El éxito de Gonzalo Sualina y el silencio de los medios tradicionales
Resulta imperativo recalcar que el verdadero motor de este cambio de discurso no fue la iniciativa legislativa, sino el impacto mediático del periodismo digital. Mientras los informativos centrales se dedicaban a cubrir desfiles de carnaval, la nota de Gonzalo Sualina desnudaba las falencias del registro nacional de infracciones del Sucive con datos que los medios tradicionales prefirieron omitir. Ese «éxito total» en reproducciones fue el que obligó a los políticos a desempolvar sus agendas y salir a dar declaraciones para no quedar fuera de la conversación nacional.
¿Por qué no hablaron antes? Esa es la pregunta que resuena en cada esquina de Montevideo y el interior. La administración de multas de tránsito se ha beneficiado históricamente de un silencio cómplice, roto únicamente cuando la viralidad hace imposible sostener el relato oficial. Ahora, con el Sucive citado para dar explicaciones y los diputados evaluando cambios legislativos, queda claro que el poder solo reacciona cuando se siente observado por una masa crítica que ya no depende de la prensa oficialista para informarse.

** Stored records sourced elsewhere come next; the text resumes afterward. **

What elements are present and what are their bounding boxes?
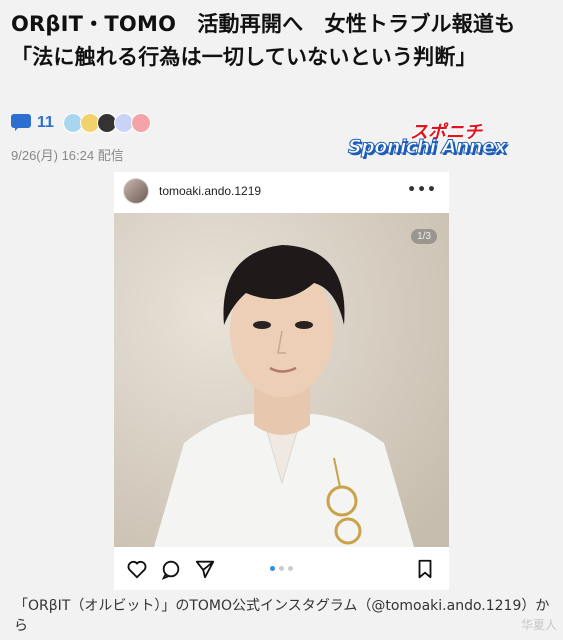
comment-bubble-icon[interactable] (160, 558, 182, 580)
instagram-username[interactable]: tomoaki.ando.1219 (159, 184, 261, 198)
avatar[interactable] (123, 178, 149, 204)
instagram-photo[interactable]: 1/3 (114, 213, 449, 547)
comment-count[interactable]: 11 (37, 114, 54, 132)
instagram-embed: tomoaki.ando.1219 ••• 1/3 (114, 172, 449, 590)
portrait-illustration (114, 213, 449, 547)
instagram-header: tomoaki.ando.1219 ••• (114, 172, 449, 210)
image-caption: 「ORβIT（オルビット）」のTOMO公式インスタグラム（@tomoaki.an… (14, 598, 550, 634)
comment-icon[interactable] (11, 114, 31, 132)
article-meta-row: 11 (11, 110, 151, 136)
publisher-logo[interactable]: スポニチ Sponichi Annex (347, 118, 553, 160)
watermark: 华夏人 (520, 618, 557, 632)
carousel-dots (270, 566, 293, 571)
bookmark-icon[interactable] (414, 558, 436, 580)
carousel-dot (279, 566, 284, 571)
carousel-page-indicator: 1/3 (411, 229, 437, 244)
like-heart-icon[interactable] (126, 558, 148, 580)
more-options-icon[interactable]: ••• (407, 182, 437, 198)
publish-timestamp: 9/26(月) 16:24 配信 (11, 148, 124, 163)
carousel-dot (288, 566, 293, 571)
carousel-dot (270, 566, 275, 571)
publisher-logo-bottom: Sponichi Annex (347, 136, 507, 159)
instagram-action-bar (114, 550, 449, 590)
reaction-summary[interactable] (62, 113, 151, 133)
article-headline: ORβIT・TOMO 活動再開へ 女性トラブル報道も「法に触れる行為は一切してい… (11, 12, 516, 69)
reaction-angry-icon (130, 113, 151, 133)
share-send-icon[interactable] (194, 558, 216, 580)
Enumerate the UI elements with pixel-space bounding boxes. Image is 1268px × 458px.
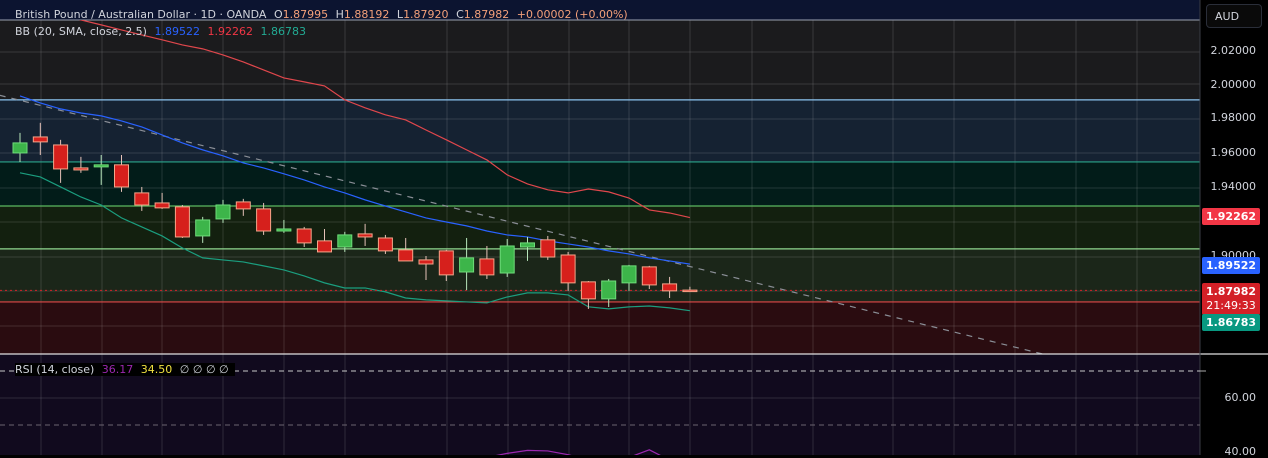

En conclusión, el debate que hoy lidera Álvaro Perrone en el Parlamento es, en gran medida, un subproducto de la presión digital. La gente está cansada de ser el cajero automático de las intendencias y el sistema de multas del Sucive es la cara más visible de ese agotamiento. Mientras los políticos buscan rédito en una causa que otros empezaron, el uruguayo de a pie espera soluciones reales y no solo discursos para la tribuna. La transparencia que se exige no es solo sobre los números, sino sobre la voluntad real de cambiar un sistema que parece diseñado para asfixiar al que trabaja.
¿Es legítimo que la política solo reaccione cuando el reclamo popular alcanza cifras de audiencia que ya no pueden ignorar?